IRISH Ferries is looking for over 4m from enterprise minister Micheal Martin to defray the cost of replacing its 500 Irish workers with cheaper staff from eastern Europe.

However, a Department of Enterprise spokeswoman said attorney general Rory Brady is still considering the legal questions surrounding the company's application for a rebate of the statutory redundancy payments made to its departing Irish crew.

Last year, Irish Ferries outraged unions and sparked street protests when it moved to replace its Irish workers with lower-paid agency workers, mainly from Latvia, and re-flag its ships in Cyprus. It offered its staff a severance payment of six weeks' pay per year of service, plus the two weeks' statutory redundancy entitlement.
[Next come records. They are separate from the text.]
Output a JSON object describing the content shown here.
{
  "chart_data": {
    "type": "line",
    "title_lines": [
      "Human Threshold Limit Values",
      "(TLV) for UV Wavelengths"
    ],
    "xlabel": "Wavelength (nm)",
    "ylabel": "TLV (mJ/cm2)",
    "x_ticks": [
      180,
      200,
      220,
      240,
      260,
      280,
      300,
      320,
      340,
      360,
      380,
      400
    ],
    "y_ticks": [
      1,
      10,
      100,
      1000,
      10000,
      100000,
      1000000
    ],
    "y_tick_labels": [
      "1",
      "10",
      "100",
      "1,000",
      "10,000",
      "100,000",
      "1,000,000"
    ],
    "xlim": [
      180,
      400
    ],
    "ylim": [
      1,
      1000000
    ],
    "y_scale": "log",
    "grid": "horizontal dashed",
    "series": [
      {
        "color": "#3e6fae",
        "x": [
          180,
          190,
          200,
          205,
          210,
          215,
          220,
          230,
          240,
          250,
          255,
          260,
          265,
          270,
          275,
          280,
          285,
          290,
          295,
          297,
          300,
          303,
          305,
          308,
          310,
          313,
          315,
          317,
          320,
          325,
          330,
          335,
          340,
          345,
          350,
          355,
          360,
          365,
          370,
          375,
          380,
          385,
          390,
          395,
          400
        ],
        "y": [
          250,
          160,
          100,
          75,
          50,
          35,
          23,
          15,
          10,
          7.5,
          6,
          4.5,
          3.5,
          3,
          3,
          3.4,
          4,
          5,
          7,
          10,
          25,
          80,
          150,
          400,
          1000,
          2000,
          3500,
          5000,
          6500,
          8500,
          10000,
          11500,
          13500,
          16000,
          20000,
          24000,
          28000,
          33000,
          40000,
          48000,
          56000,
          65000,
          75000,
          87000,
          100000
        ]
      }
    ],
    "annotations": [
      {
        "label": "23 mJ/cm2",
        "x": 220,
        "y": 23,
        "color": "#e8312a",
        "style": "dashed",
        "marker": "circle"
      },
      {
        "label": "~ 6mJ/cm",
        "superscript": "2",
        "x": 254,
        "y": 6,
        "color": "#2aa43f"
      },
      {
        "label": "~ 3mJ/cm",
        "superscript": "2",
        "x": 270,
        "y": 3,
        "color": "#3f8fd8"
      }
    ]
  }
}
Under existing legislation, all workers are guaranteed two weeks' pay per year of service if they are made redundant. But companies are entitled to a government rebate of over half the cost of these statutory payouts as long as the redundancies are genuine in that the company is in financial difficulties.

It is understood the attorney general is examining whether the Irish Ferries redundancies are genuine before sanctioning the rebate.

But Brady, and Micheal Martin in particular, will be acutely aware of the public outrage that could follow if the taxpayer is forced to pay millions to help a company replace their Irish workforce with cheaper foreign labour.

In its recent financial report, the Irish Continental Group, which owns Irish Ferries, said redundancies cost the company 29.1m. "The figure is net of a rebate of the statutory redundancy element of the severance package of 4.1m. Application has been made to the appropriate authorities for the refund of this rebate, " said the report.

While the Irish Ferries dispute was eventually resolved, union pressure on Martin forced him to introduce legislation which will make it financially prohibitive for companies to replace their workers with cheaper labour.

Under the legislation companies will have to pay workers up to five years' pay in compensation if they are forced out in such circumstances.